BennyEast.Com/Blog The official blog of Kenny West

16Sep/170

Bored With Life

So, I'm kind of bored with my life.  I guess.  I mean, I'm single... 34, soon to be 35... No kids, no significant other.  I've been on THOUSANDS of first dates from dating sites... 99 percent of them just ghost.  No reason why, no feedback... Just stop responding out of the blue.  It's hard to keep people interested I guess.  Or get people to care about you.  That's REALLY hard to do.

I mean heck, even Miss Daylight/Miss Plantation eventually lost interest.  You only started reading my blog when a hurricane was on its way.  The minute that was over... The hits stopped.

I guess the thing about you is... In my mind you're already married to that guy that you were dating the last time I looked at your social media.  Which was why I stopped.  I really don't wan to know.  If you're also single, then I'd totally want to know.  I mean, it's the same for my college girlfriend.  I stopped wanting to know the minute she met her current husband.  I guess I don't get that... Who wants to know?  I don't want to know someone I had feelings for and wanted but they didn't want me back is all gaga with some other guy.

I mean, I wonder a LOT about you... Things like your living situation, did you buy a house?  Are you still renting?

I wonder about your cats... Are they still healthy and meowing?  Or did anything happen to them?

Are you still getting promoted like crazy?  In my mind you're like... making 100k a year plus... And you're some super world traveler.  Who knows.  I mean, also in my mind you're married to some guy who is a multiple billionaire and you have a mansion that you live in down in South Florida.

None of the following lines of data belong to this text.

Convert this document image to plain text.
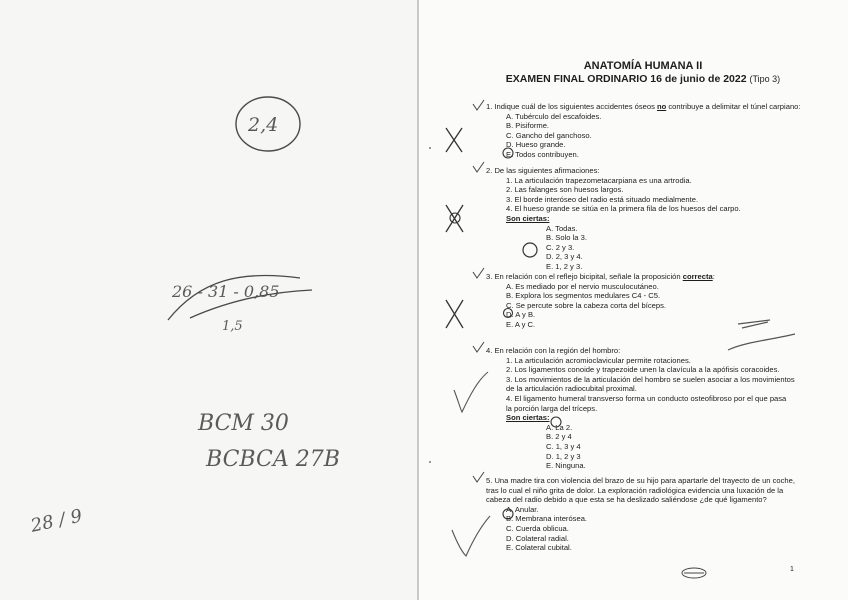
2,4
26 - 31 - 0,85
1,5
BCM 30
BCBCA 27B
28 / 9
ANATOMÍA HUMANA II
EXAMEN FINAL ORDINARIO 16 de junio de 2022 (Tipo 3)
1. Indique cuál de los siguientes accidentes óseos no contribuye a delimitar el túnel carpiano:
A. Tubérculo del escafoides.
B. Pisiforme.
C. Gancho del ganchoso.
D. Hueso grande.
E. Todos contribuyen.
2. De las siguientes afirmaciones:
1. La articulación trapezometacarpiana es una artrodia.
2. Las falanges son huesos largos.
3. El borde interóseo del radio está situado medialmente.
4. El hueso grande se sitúa en la primera fila de los huesos del carpo.
Son ciertas:
A. Todas.
B. Solo la 3.
C. 2 y 3.
D. 2, 3 y 4.
E. 1, 2 y 3.
3. En relación con el reflejo bicipital, señale la proposición correcta:
A. Es mediado por el nervio musculocutáneo.
B. Explora los segmentos medulares C4 - C5.
C. Se percute sobre la cabeza corta del bíceps.
D. A y B.
E. A y C.
4. En relación con la región del hombro:
1. La articulación acromioclavicular permite rotaciones.
2. Los ligamentos conoide y trapezoide unen la clavícula a la apófisis coracoides.
3. Los movimientos de la articulación del hombro se suelen asociar a los movimientos
de la articulación radiocubital proximal.
4. El ligamento humeral transverso forma un conducto osteofibroso por el que pasa
la porción larga del tríceps.
Son ciertas:
A. La 2.
B. 2 y 4
C. 1, 3 y 4
D. 1, 2 y 3
E. Ninguna.
5. Una madre tira con violencia del brazo de su hijo para apartarle del trayecto de un coche,
tras lo cual el niño grita de dolor. La exploración radiológica evidencia una luxación de la
cabeza del radio debido a que esta se ha deslizado saliéndose ¿de qué ligamento?
A. Anular.
B. Membrana interósea.
C. Cuerda oblicua.
D. Colateral radial.
E. Colateral cubital.
1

Who knows what is true though.  I'd LOVE to know... But... You know... I don't want to know.

Anyways, so I'm continuing my Starbucks streak.  I'll go to the gym after this.  I'm at a Starbucks where basically there's only like 2 other people besides me.

My newest favorite thing to do is sit in front of someone and opening up my trading account... Then let my screen face back towards that person with the "grand total" of the account zoomed in.

Then I make some kind of noise or scoot my chair so they look over and see the screen.  I did this last night and the girl's eyes went wide.  Apparently she thought it was a lot of money.  To me it's not a lot anymore... You get used to it.  It just becomes the norm.  I'm considering flipping houses, or buying property to rent out to people.  I'm not sure yet.  For now it just sits invested in accounts.

Like I said, I guess I'm just bored though.  You gotta find things to do when you're bored!

I'm thinking of maybe seeing if I can find a community theater or something to join.  I mean... I don't know, I'm just bored.  Hah.

I think I'm sort of "waiting".  Like, I know, eventually I want to move somewhere new.  My biggest goal in life has always been to meet that special someone... Start a family... Do that whole marriage thing.

Hasn't happened yet.  Everyone else I know is all married.  Annnnnd then there's me.

Even sitting here in a Starbucks there's no one.

I keep swiping on dating sites... No luck there either.

Who knows.  I wish I knew where to go to meet someone special.  Like where would be the most likely place to meet a single girl my age who would also be interested in me romantically.

Karaoke, quizzo... Maybe open mics or something?  Not sure.  I suppose I could start volunteering somewhere.  I don't know.

I was going to do meetup.com stuff.  Maybe I should do that.

Who knows.  What does a single 34 year old do with one's life.

I think I'm just going to wait things out.  Right now I'm in the process of throwing stuff out.  I throw one thing out a week around the house.  I've been doing that for a while now.  I'm actually starting to notice things getting lighter.  Eventually, I'll put the house up for sale, and then maybe move out west or something.  Who knows.  Maybe I'll go back to school and get some little small one bedroom apartment somewhere.  Not really sure.  I honestly have no clue what I'm doing with my life.  Everyone else seems to have it figured out, married, kids... House... Etc. etc.

And then there's me.  I'm just bored.  I have no clue what I want to do.

I guess for now I just do work at Starbucks and then go to the gym every night.

And do this blog thing.  Although, today I had no hits, so... Maybe even posting blogs is pointless since no one really reads them I guess.  Eh who knows.